Using it as the basis for image formation? Unsolved, and arguably highly problematic.
Also bear in mind that there are probably a number of people you can count across two hands who are paid to daily focus and work on details related to this.
The folks at the Institute are working and busy. And the folks not at the institute are busy and working. It isn’t like @smilebags and @pembem22 are getting paid to focus on spectral. Are they doing tremendous work in their limited life time? Absolutely.
I hope you didn’t read my intentional snark as dismissive. I too would love to give everyone a solution that works. I really would. I’m sure @pembem22 and @smilebags would love to get things fixed and power away full time on it!
In some cases, specifically the show stoppers I am talking about, there are just poor options. In the void of a better solution, with clearly defined “What is better?”, the current solution is probably a push. Just leave it be.
That is, if I’m going to offer you a solution, I want to be able to have it work for you and your creative image making needs! Not build up a box of excuses that fall apart! I don’t want you pointing out some horrific breakage that I am responsible for! I want you to feel creatively empowered.
That said, please appreciate too that it isn’t like a complete deadlock. The ideas around “brightness” are actually moving forward, and that is a massive deluge of good news.
As for spectral getting integrated? See above. It comes with challenges of time and design, and we all need to consider the design of Blender as a whole and how much it could disrupt things etc. Those are real design challenges that need to be thought about.

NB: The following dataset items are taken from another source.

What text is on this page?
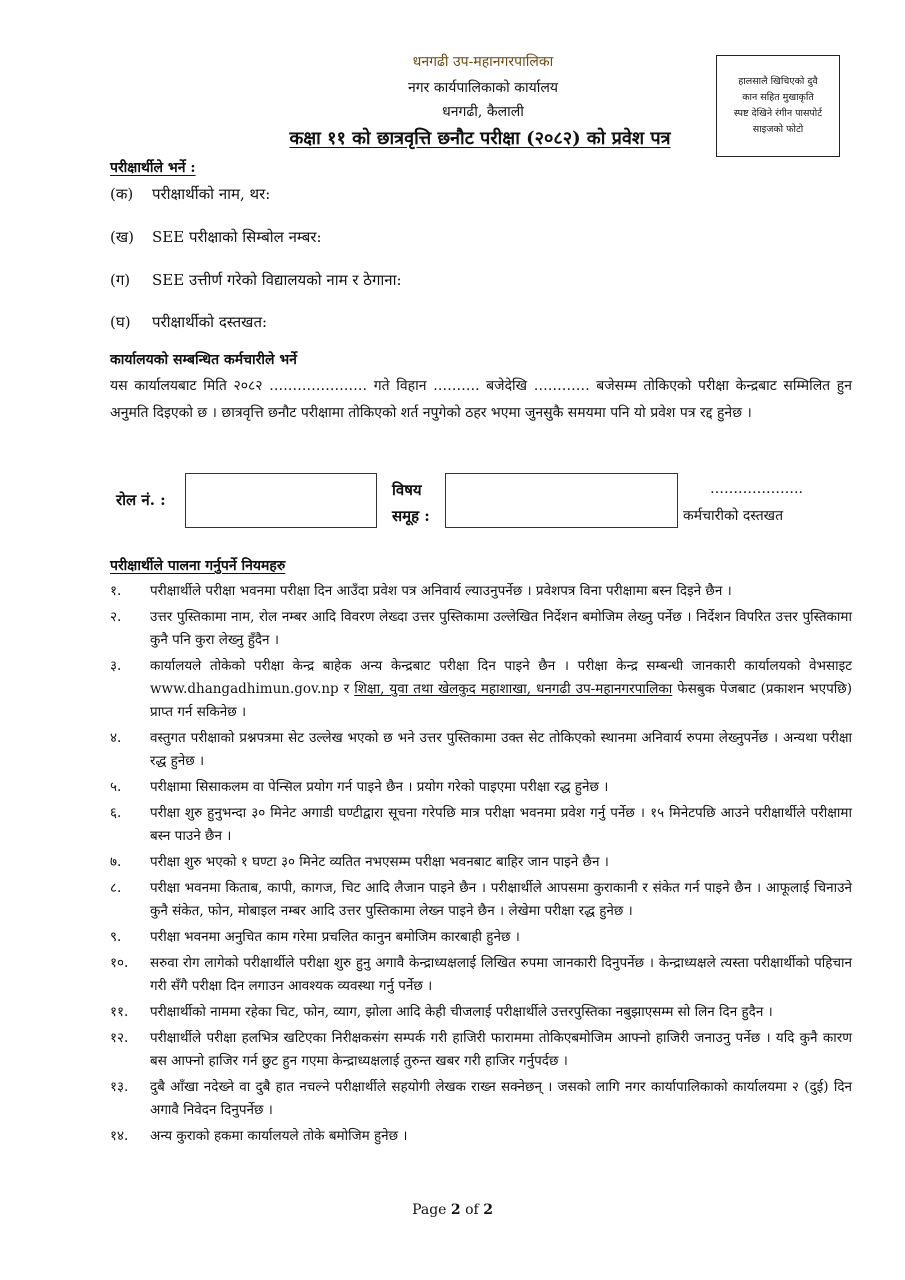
धनगढी उप-महानगरपालिका
नगर कार्यपालिकाको कार्यालय
धनगढी, कैलाली
कक्षा ११ को छात्रवृत्ति छनौट परीक्षा (२०८२) को प्रवेश पत्र
हालसालै खिचिएको दुवै
कान सहित मुखाकृति
स्पष्ट देखिने रंगीन पासपोर्ट
साइजको फोटो
परीक्षार्थीले भर्ने :
(क) परीक्षार्थीको नाम, थर:
(ख) SEE परीक्षाको सिम्बोल नम्बर:
(ग) SEE उत्तीर्ण गरेको विद्यालयको नाम र ठेगाना:
(घ) परीक्षार्थीको दस्तखत:
कार्यालयको सम्बन्धित कर्मचारीले भर्ने
यस कार्यालयबाट मिति २०८२ ………………… गते विहान ………. बजेदेखि ………… बजेसम्म तोकिएको परीक्षा केन्द्रबाट सम्मिलित हुन अनुमति दिइएको छ । छात्रवृत्ति छनौट परीक्षामा तोकिएको शर्त नपुगेको ठहर भएमा जुनसुकै समयमा पनि यो प्रवेश पत्र रद्द हुनेछ ।
रोल नं. :
विषय
समूह :
………………..
कर्मचारीको दस्तखत
परीक्षार्थीले पालना गर्नुपर्ने नियमहरु
१.	परीक्षार्थीले परीक्षा भवनमा परीक्षा दिन आउँदा प्रवेश पत्र अनिवार्य ल्याउनुपर्नेछ । प्रवेशपत्र विना परीक्षामा बस्न दिइने छैन ।
२.	उत्तर पुस्तिकामा नाम, रोल नम्बर आदि विवरण लेख्दा उत्तर पुस्तिकामा उल्लेखित निर्देशन बमोजिम लेख्नु पर्नेछ । निर्देशन विपरित उत्तर पुस्तिकामा कुनै पनि कुरा लेख्नु हुँदैन ।
३.	कार्यालयले तोकेको परीक्षा केन्द्र बाहेक अन्य केन्द्रबाट परीक्षा दिन पाइने छैन । परीक्षा केन्द्र सम्बन्धी जानकारी कार्यालयको वेभसाइट www.dhangadhimun.gov.np र शिक्षा, युवा तथा खेलकुद महाशाखा, धनगढी उप-महानगरपालिका फेसबुक पेजबाट (प्रकाशन भएपछि) प्राप्त गर्न सकिनेछ ।
४.	वस्तुगत परीक्षाको प्रश्नपत्रमा सेट उल्लेख भएको छ भने उत्तर पुस्तिकामा उक्त सेट तोकिएको स्थानमा अनिवार्य रुपमा लेख्नुपर्नेछ । अन्यथा परीक्षा रद्ध हुनेछ ।
५.	परीक्षामा सिसाकलम वा पेन्सिल प्रयोग गर्न पाइने छैन । प्रयोग गरेको पाइएमा परीक्षा रद्ध हुनेछ ।
६.	परीक्षा शुरु हुनुभन्दा ३० मिनेट अगाडी घण्टीद्वारा सूचना गरेपछि मात्र परीक्षा भवनमा प्रवेश गर्नु पर्नेछ । १५ मिनेटपछि आउने परीक्षार्थीले परीक्षामा बस्न पाउने छैन ।
७.	परीक्षा शुरु भएको १ घण्टा ३० मिनेट व्यतित नभएसम्म परीक्षा भवनबाट बाहिर जान पाइने छैन ।
८.	परीक्षा भवनमा किताब, कापी, कागज, चिट आदि लैजान पाइने छैन । परीक्षार्थीले आपसमा कुराकानी र संकेत गर्न पाइने छैन । आफूलाई चिनाउने कुनै संकेत, फोन, मोबाइल नम्बर आदि उत्तर पुस्तिकामा लेख्न पाइने छैन । लेखेमा परीक्षा रद्ध हुनेछ ।
९.	परीक्षा भवनमा अनुचित काम गरेमा प्रचलित कानुन बमोजिम कारबाही हुनेछ ।
१०.	सरुवा रोग लागेको परीक्षार्थीले परीक्षा शुरु हुनु अगावै केन्द्राध्यक्षलाई लिखित रुपमा जानकारी दिनुपर्नेछ । केन्द्राध्यक्षले त्यस्ता परीक्षार्थीको पहिचान गरी सँगै परीक्षा दिन लगाउन आवश्यक व्यवस्था गर्नु पर्नेछ ।
११.	परीक्षार्थीको नाममा रहेका चिट, फोन, व्याग, झोला आदि केही चीजलाई परीक्षार्थीले उत्तरपुस्तिका नबुझाएसम्म सो लिन दिन हुदैन ।
१२.	परीक्षार्थीले परीक्षा हलभित्र खटिएका निरीक्षकसंग सम्पर्क गरी हाजिरी फाराममा तोकिएबमोजिम आफ्नो हाजिरी जनाउनु पर्नेछ । यदि कुनै कारण बस आफ्नो हाजिर गर्न छुट हुन गएमा केन्द्राध्यक्षलाई तुरुन्त खबर गरी हाजिर गर्नुपर्दछ ।
१३.	दुबै आँखा नदेख्ने वा दुबै हात नचल्ने परीक्षार्थीले सहयोगी लेखक राख्न सक्नेछन् । जसको लागि नगर कार्यापालिकाको कार्यालयमा २ (दुई) दिन अगावै निवेदन दिनुपर्नेछ ।
१४.	अन्य कुराको हकमा कार्यालयले तोके बमोजिम हुनेछ ।
Page 2 of 2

Whats about a dynamic tonemapping?Is photopic Eye response curve usefull for tone mapping? I guess yes and no.No,Because we all as observer have the Eye sensitivity allready everytime.And Yes if you have a LDR Monitor we have the same problem what Filmic has with the bright colors,that need to be displayed from HDR to LDR.
If you have maybe a mid contrast HDR as lighting,then you dont need a agressive compression (curve) as with very high dynamic light range.

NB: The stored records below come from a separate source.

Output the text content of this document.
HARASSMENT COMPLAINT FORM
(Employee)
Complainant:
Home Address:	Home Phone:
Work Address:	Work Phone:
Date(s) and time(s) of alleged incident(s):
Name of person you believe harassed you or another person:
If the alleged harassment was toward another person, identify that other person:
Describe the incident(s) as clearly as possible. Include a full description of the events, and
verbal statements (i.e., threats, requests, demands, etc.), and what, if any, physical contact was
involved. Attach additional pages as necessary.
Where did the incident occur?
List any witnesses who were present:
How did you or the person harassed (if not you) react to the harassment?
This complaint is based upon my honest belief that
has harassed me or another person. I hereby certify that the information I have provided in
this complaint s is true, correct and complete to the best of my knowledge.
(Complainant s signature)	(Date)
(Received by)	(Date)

If the tonemapping algorithm can measure the max light in a frame, it could use a dynamic curve ? even more maybe photopic Eye curve at a typicall brightness.And maybe scotopic Eye curve if the light is very low?
I guess there is not one ideal curve for every light conditions,then only a dynamic algorithm could better fit to different light ranges?
What are we trying to do? Emulate the HVS or form an image?
This approach is easy to demonstrate if we think about the “brightest” object in a scene. To avoid arguments, let’s say we have a sun that we are pointing the camera at, and we are exposed on a face in a car driving. As the car drives, the sun oscillates in and out of trees and leaves. Guess what the implications are for an image.
Further, imagine if someone were drawing or painting the person in the scene, and were attempting to communicate the screaming hot sun crushing down on them as a backlight. Does a dynamic HVS response do the image justice here?
I would argue that while image formation depends on the HVS, but it is not absolute emulation thereof. We need to respect the medium, for all of its capabilities and incapabilities, and formulate an image to it.
See blue sphere example to really hammer that point home perhaps.
Maybe it should be included as a “Look”? Recently I have been checking out OpenDRT (though not able to test it in Blender yet due to its lack of OCIO version), I think I saw a “Notorious Six Look” file name in there, so it seems it even included a “Notorious Six Look”, maybe the de-Abney effect and so on can also be looks to apply optionally?
It likely should be default, but optional. There are methods that allow us to apply perceptual facets on top as a layer, leaving the light-transport-esque formulated image as chromaticity linear attenuated.
There are a number of places where this is useful, such as folks who want to grade or manipulate the image state, or video walls to be rephotographed, etc.